Titre : La mère des palmiers
Auteur : Nasim Marashi
Littérature iranienne
Titre original : Haras
Traducteur : Julie Duvigneau
Editeur : Zulma
Nombre de pages : 288
Date de parution : 6 février 2025
Le poids de la guerre
Neuf ans après la fin de la guerre Iran Irak, Rassoul prend la route avec son fils Mahziar. Il part vers Dar-ot-Tale’e, un lieu abandonné aux femmes, au-delà des marais. Il espère y retrouver Naval, son épouse.
Ce voyage est aussi l’occasion de suivre ses pensées. Et de souvenir en souvenir, entre présent et passé, le voile se lève sur ce qui a poussé Naval à fuir sa famille.
L’esprit de cette jeune femme a commencé à chavirer quand, à Khorramshahr, en pleine zone de conflit, elle a perdu toute sa famille, sa maison et son fils Chahran. Elle était alors enceinte d’Amal, son second enfant.
Nous, nous sommes maudîtes. Il y a certaines choses qu’on ne doit pas voir. Une femme ne doit pas voir ses enfants morts, sa maison effondrée, sa terre fendue en deux. Si elle voit ça, elle ne doit pas rester.
Naval est revenue des enfers, et elle ne sera plus jamais comme avant. Et cette douleur enfouie rejaillit sur tous ceux qui l’entourent.
Une terre brûlée
La guerre détruit les maisons. Les villages, les palmeraies ne sont plus que cendres. Pour Naval, tout à l’odeur de la mort, de la terre brûlée.

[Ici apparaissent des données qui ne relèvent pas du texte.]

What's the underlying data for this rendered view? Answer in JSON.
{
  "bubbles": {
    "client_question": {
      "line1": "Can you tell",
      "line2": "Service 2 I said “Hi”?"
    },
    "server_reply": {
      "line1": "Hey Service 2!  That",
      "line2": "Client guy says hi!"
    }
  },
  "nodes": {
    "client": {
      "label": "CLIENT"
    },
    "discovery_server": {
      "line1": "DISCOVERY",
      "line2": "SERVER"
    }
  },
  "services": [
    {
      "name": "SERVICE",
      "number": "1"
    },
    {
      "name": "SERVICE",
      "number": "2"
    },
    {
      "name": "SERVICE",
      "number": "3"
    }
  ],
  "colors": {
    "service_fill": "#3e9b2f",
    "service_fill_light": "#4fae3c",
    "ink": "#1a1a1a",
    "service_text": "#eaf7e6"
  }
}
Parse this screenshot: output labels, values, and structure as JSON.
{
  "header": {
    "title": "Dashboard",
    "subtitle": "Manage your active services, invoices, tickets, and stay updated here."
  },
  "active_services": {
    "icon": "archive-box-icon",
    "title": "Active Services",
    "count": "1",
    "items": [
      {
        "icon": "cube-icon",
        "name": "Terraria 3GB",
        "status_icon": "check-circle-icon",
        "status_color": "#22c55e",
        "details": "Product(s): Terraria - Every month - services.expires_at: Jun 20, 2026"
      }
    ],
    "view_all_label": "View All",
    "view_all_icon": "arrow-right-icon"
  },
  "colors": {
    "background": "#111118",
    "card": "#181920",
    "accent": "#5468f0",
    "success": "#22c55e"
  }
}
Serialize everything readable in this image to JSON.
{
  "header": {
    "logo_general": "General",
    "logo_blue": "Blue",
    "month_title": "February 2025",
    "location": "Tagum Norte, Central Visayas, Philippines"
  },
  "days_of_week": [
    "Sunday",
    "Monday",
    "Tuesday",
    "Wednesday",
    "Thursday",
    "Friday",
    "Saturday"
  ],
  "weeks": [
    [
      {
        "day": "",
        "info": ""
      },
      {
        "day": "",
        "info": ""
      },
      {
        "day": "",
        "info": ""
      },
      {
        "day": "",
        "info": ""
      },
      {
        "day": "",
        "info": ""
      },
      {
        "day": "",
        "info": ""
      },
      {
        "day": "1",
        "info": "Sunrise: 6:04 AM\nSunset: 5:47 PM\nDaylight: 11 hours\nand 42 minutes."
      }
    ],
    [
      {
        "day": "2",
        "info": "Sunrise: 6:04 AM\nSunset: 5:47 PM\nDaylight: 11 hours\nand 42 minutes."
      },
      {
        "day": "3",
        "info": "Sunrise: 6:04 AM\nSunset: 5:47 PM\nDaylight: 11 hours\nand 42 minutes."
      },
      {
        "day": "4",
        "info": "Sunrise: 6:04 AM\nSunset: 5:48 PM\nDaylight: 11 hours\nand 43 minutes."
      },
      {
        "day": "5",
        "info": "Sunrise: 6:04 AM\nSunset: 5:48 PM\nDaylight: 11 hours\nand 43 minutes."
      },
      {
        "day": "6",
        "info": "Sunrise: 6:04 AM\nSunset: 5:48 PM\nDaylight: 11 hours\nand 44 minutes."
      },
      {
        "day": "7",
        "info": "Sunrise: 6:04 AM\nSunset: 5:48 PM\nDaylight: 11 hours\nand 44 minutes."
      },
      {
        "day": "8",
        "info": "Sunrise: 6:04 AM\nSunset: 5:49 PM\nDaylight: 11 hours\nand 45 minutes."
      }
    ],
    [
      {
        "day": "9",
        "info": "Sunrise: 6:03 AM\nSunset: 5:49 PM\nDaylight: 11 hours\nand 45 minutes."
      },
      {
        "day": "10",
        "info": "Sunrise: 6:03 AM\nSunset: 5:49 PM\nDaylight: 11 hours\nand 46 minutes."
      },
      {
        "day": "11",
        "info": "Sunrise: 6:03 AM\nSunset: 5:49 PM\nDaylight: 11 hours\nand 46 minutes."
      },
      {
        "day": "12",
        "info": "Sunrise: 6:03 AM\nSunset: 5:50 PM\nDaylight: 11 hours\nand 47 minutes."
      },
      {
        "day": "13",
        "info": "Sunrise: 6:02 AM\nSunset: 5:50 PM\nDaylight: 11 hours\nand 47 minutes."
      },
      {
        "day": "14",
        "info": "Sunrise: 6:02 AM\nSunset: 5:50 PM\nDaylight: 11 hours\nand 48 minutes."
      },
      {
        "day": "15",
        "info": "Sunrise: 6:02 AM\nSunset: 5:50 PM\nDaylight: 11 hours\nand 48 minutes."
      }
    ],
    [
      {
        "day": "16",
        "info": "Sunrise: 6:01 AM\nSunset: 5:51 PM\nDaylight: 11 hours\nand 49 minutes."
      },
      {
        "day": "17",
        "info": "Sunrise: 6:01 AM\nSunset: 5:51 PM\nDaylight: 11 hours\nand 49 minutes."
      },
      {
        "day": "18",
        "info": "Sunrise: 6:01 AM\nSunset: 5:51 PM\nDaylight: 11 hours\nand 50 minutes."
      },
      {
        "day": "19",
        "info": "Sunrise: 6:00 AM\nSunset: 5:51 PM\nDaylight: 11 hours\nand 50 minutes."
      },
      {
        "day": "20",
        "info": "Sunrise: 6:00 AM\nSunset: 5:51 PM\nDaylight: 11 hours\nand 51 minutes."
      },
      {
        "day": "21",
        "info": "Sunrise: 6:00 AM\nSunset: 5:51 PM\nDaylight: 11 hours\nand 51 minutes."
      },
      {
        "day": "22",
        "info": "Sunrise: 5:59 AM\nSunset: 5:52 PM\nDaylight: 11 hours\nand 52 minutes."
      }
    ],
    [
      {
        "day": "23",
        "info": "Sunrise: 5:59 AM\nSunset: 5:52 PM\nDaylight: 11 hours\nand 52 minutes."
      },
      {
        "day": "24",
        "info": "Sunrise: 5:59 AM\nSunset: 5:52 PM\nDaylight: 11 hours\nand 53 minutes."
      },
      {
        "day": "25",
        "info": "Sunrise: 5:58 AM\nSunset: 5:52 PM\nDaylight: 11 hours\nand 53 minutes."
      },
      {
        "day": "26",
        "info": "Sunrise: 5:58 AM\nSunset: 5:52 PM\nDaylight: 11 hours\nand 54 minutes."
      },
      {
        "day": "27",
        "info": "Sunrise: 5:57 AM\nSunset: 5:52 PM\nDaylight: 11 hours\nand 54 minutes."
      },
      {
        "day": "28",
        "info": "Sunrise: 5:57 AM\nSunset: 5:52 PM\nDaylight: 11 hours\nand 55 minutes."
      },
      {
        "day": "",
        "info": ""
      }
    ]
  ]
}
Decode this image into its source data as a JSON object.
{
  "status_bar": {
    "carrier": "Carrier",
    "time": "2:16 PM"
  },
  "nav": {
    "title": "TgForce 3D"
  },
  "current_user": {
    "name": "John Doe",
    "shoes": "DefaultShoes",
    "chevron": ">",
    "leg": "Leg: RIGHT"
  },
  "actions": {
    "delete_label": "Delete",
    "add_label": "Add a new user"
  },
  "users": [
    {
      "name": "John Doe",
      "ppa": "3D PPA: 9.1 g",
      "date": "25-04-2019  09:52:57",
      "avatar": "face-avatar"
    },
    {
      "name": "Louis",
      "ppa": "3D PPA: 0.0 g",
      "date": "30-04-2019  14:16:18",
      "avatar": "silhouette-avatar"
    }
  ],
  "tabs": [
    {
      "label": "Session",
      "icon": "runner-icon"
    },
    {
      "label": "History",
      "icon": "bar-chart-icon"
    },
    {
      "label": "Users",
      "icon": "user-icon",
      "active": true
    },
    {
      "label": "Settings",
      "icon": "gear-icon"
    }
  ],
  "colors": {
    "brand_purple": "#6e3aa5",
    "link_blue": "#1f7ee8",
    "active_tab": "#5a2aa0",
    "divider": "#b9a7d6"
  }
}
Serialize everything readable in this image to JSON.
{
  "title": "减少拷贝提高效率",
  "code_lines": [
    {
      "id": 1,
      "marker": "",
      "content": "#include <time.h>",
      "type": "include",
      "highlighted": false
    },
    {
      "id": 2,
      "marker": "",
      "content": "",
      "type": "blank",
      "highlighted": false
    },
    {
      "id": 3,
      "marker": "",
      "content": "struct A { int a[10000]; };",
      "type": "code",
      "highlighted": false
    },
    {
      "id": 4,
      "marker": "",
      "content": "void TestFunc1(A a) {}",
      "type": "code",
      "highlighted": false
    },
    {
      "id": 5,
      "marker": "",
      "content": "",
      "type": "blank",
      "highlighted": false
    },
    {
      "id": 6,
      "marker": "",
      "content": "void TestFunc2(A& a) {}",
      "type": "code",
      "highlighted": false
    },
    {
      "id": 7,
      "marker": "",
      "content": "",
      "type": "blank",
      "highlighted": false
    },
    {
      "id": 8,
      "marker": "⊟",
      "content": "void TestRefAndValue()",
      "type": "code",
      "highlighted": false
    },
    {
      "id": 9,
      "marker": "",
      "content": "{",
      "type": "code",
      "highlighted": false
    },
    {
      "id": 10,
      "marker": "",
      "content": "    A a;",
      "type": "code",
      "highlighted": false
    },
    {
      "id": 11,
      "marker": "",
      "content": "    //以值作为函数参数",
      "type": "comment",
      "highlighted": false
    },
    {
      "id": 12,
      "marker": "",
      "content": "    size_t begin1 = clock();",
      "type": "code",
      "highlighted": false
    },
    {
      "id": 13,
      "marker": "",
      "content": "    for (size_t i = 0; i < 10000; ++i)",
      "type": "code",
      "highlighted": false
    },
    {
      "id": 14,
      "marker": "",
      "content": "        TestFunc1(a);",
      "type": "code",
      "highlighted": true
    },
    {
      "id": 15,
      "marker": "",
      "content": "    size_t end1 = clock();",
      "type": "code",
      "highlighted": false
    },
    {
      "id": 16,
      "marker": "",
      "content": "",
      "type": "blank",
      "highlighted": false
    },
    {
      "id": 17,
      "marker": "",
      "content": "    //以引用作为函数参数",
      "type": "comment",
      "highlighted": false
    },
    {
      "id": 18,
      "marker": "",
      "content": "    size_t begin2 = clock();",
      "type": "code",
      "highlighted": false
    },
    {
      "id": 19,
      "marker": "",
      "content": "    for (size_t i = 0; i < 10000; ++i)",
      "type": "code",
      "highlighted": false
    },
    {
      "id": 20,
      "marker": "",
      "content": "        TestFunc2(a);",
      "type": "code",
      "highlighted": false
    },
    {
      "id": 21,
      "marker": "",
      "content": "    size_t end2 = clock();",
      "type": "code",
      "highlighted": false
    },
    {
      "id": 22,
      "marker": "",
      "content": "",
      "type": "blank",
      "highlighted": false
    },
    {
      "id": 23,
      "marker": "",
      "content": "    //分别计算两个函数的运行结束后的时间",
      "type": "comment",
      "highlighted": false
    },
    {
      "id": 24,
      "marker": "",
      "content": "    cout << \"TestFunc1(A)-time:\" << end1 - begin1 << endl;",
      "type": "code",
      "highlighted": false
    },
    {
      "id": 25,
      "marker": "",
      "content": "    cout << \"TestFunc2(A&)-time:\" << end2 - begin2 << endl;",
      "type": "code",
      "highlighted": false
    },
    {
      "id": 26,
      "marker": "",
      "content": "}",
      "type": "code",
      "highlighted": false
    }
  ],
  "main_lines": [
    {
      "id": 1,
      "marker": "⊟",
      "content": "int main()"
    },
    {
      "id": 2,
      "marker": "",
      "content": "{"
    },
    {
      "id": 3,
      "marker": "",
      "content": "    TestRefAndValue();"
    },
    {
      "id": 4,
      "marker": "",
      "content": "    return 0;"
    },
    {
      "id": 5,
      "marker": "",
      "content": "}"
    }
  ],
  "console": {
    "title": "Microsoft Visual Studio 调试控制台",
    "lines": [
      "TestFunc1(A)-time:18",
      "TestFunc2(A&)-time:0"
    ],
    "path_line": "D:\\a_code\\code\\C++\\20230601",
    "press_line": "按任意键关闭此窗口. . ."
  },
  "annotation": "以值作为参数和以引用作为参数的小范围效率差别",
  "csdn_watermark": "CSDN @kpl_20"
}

À Ahvaz, où Rassoul a installé sa famille, elle tente pourtant de s’occuper de ses deux filles. Et bientôt elle mettra peut-être au monde un fils. Pourrait-il apaiser le deuil de Chahran ?
Mais quand Rassoul rentre d’un déplacement professionnel au Koweït, il ne reconnaît plus sa femme. Naval est incapable de s’occuper de Mahziar, son nouveau-né.
Nasim Marashi entremêle présent et passé. Avec beaucoup de talent, elle maintient le mystère, ne dévoilant le passé qu’au fil du récit. Ainsi nous errons entre le désespoir de Rassoul et le destin douloureux de Naval.
C’est un homme diminué maintenu en vie par l’amour pour son fils, espérant encore pouvoir reconstruire une famille, qui arrive dans la palmeraie où Naval a trouvé refuge.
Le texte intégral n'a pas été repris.